To me, the gratitude or lack thereof accorded to me by other citizens was of no consequence. Some people are going to be grateful and others are not. That's just part of the deal. Accept it and do what is right. That was my choice. The choice was made easy for me by two factors.
On one hand, I was bound by my word and no one else but me will decide whether I keep it or not. Was I doing this to get the praise and gratitude of strangers? No. I was keeping my word because I personally believed that generations before me had given of themselves, so that I could be here and free. The gratitude I felt and the sense of duty that I possessed were always going to be with me. No one could take them from me with insults and no one could give them to me with praise.
On the other hand, the words within the oath itself provided me with a wellspring of strength and purpose. I had sworn to defend The Constitution of the United States, bearing true faith and allegiance to it. I was sworn to uphold the rule of law, not a monarch or a political party or someone with a bank account. I have lived my life in the firm belief that the law works for everyone or it works for no one. This is the foundation of America and it is the one core ideal that makes possible everything that is good about this country.

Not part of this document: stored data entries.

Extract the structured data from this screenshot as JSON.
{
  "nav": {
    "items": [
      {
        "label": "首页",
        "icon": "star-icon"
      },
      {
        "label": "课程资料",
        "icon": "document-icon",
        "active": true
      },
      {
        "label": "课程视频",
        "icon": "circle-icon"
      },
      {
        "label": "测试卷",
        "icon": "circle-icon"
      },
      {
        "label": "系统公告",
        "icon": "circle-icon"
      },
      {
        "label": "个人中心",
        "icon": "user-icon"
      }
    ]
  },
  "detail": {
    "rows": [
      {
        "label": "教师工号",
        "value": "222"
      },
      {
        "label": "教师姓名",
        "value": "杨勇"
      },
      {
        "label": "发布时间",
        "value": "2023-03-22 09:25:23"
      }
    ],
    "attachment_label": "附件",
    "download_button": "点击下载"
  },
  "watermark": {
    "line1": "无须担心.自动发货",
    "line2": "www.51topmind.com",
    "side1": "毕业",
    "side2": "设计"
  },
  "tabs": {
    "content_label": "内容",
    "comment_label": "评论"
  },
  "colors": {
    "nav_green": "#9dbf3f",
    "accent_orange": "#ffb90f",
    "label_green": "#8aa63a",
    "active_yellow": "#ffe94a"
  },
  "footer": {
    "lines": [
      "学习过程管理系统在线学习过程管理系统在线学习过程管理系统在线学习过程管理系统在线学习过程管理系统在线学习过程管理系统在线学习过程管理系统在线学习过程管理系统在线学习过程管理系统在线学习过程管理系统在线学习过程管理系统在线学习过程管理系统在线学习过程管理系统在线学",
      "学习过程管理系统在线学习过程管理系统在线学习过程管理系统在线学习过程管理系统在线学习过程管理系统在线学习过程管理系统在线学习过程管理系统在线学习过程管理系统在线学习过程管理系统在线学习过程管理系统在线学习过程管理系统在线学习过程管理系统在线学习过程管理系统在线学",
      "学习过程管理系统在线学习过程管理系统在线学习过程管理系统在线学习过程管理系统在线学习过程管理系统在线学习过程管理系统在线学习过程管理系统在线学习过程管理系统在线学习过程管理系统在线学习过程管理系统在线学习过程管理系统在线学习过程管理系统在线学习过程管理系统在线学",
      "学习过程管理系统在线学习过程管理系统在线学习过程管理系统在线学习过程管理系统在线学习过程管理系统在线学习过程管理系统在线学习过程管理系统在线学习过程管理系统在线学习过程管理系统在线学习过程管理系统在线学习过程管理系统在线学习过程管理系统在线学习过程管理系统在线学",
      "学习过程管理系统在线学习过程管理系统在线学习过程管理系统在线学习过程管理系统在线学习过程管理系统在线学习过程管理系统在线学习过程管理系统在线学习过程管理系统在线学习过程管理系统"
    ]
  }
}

I swore that oath 28 years ago and I proudly hold myself to that oath today. I will honour it until my last breath. When we share this faith in the law of the land and join each other in a commitment to uphold the rule of law; we deliver on the promise made to future generations by the founders of this country. The equality we were promised is the equality we create.
This January 20, Barack Obama will take a very similar oath. My family and I are going to be in the crowd. I want to share the sense of duty, honour and commitment with them. I want to see my daughter's eyes when such an oath is given. I want to say the words along with President Obama, not to renew them (because my oath will never expire) but to allow my daughter to witness my speaking of them.